If rational and mod $p$ cohomology vanish above a certain degree, does integral cohomology also vanish?

If you're working with spaces having f.g. cohomology, the result in the post (not the title) holds. All $\text{Ext}(H_n(X, \mathbb{Z}), \mathbb{Z}_p)$ vanish by the universal coefficient theorem, so $H_n(X, \mathbb{Z})$ contains no torsion. It follows from the universal coefficient theorem for homology that $H_{n+1}(X, \mathbb{Z})$ must vanish, and so $H^{n+1}(X, \mathbb{Z})$ must too.

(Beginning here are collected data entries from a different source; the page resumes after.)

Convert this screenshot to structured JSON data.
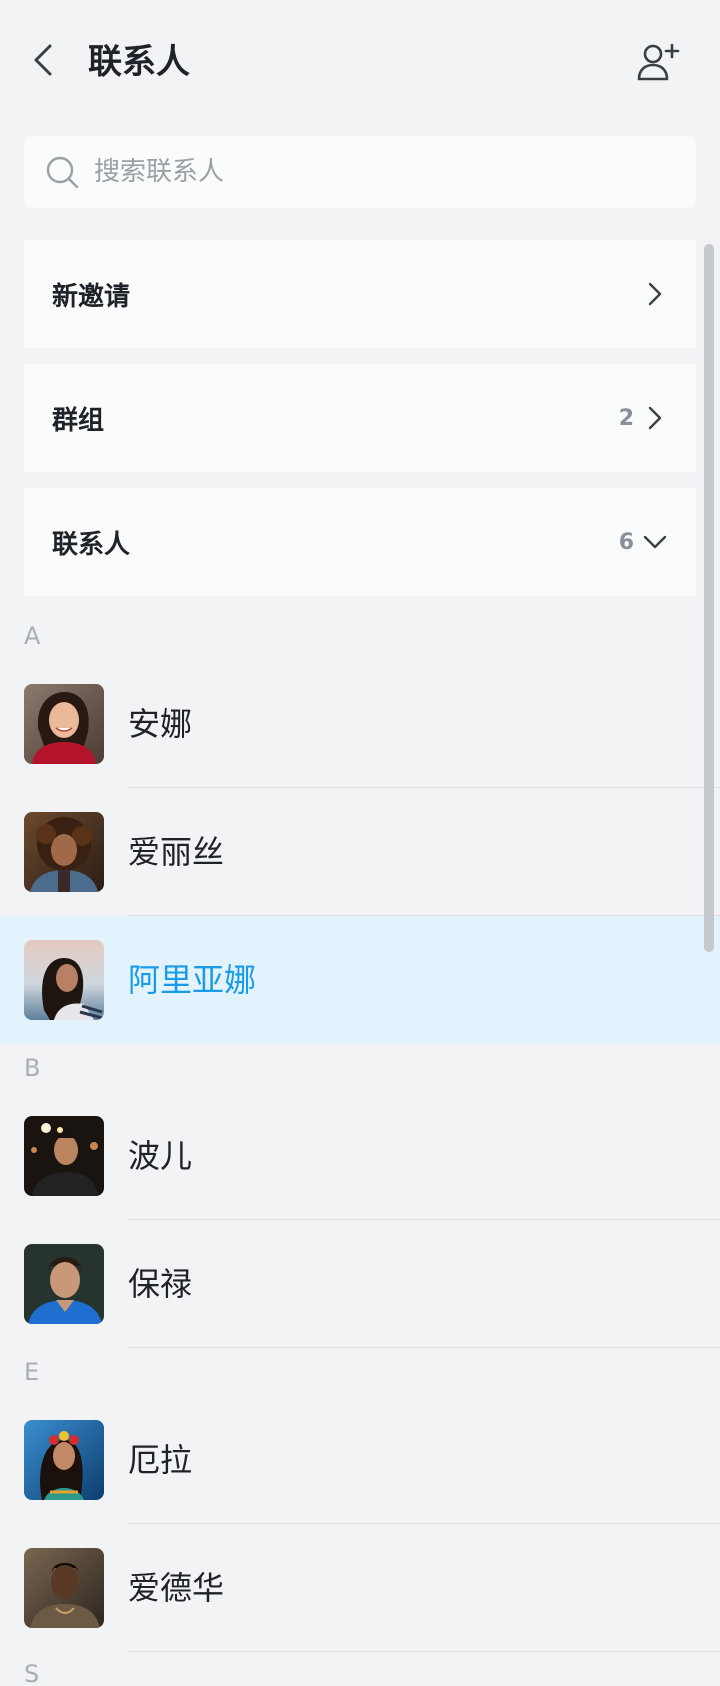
{
  "header": {
    "title": "联系人",
    "back_icon": "chevron-left-icon",
    "add_icon": "add-user-icon"
  },
  "search": {
    "placeholder": "搜索联系人",
    "value": ""
  },
  "menu": [
    {
      "label": "新邀请",
      "count": "",
      "chevron": "chevron-right-icon"
    },
    {
      "label": "群组",
      "count": "2",
      "chevron": "chevron-right-icon"
    },
    {
      "label": "联系人",
      "count": "6",
      "chevron": "chevron-down-icon"
    }
  ],
  "sections": [
    {
      "letter": "A",
      "contacts": [
        {
          "name": "安娜",
          "selected": false
        },
        {
          "name": "爱丽丝",
          "selected": false
        },
        {
          "name": "阿里亚娜",
          "selected": true
        }
      ]
    },
    {
      "letter": "B",
      "contacts": [
        {
          "name": "波儿",
          "selected": false
        },
        {
          "name": "保禄",
          "selected": false
        }
      ]
    },
    {
      "letter": "E",
      "contacts": [
        {
          "name": "厄拉",
          "selected": false
        },
        {
          "name": "爱德华",
          "selected": false
        }
      ]
    },
    {
      "letter": "S",
      "contacts": []
    }
  ],
  "colors": {
    "background": "#f2f3f5",
    "card": "#fafbfb",
    "selected_bg": "#e3f3fe",
    "selected_text": "#1a9be8",
    "section_letter": "#a9aeb6"
  }
}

Almost but not quite. If $H^*(X;F)=0$ for $*>n$ and all prime fields $F$, then by the universal coefficient theorem, $\operatorname{Hom}(H_*(X;\mathbb{Z}),F)=\operatorname{Ext}(H_*(X;\mathbb{Z}),F)=0$ for $*>n$. But if $\operatorname{Hom}(A,\mathbb{Q})=0$ then $A$ must be torsion, and any injection $\mathbb{Z}/p\to A$ induces a surjection $\operatorname{Ext}(A,\mathbb{Z}/p)\to\operatorname{Ext}(\mathbb{Z}/p,\mathbb{Z}/p)\neq0$.

It follows that we must have $H_*(X;\mathbb{Z})=0$ for all $*>n$, and so $H^*(X;\mathbb{Z})=0$ for $*>n+1$ and $H^{n+1}(X;\mathbb{Z})=\operatorname{Ext}(H_n(X;\mathbb{Z}),\mathbb{Z})$. However, this latter group could be nontrivial: for instance, $H_n(X;\mathbb{Z})$ could be $\mathbb{Q}$, in which case $H^{n+1}(X;\mathbb{Z})=\operatorname{Ext}(\mathbb{Q},\mathbb{Z})$ is uncountable.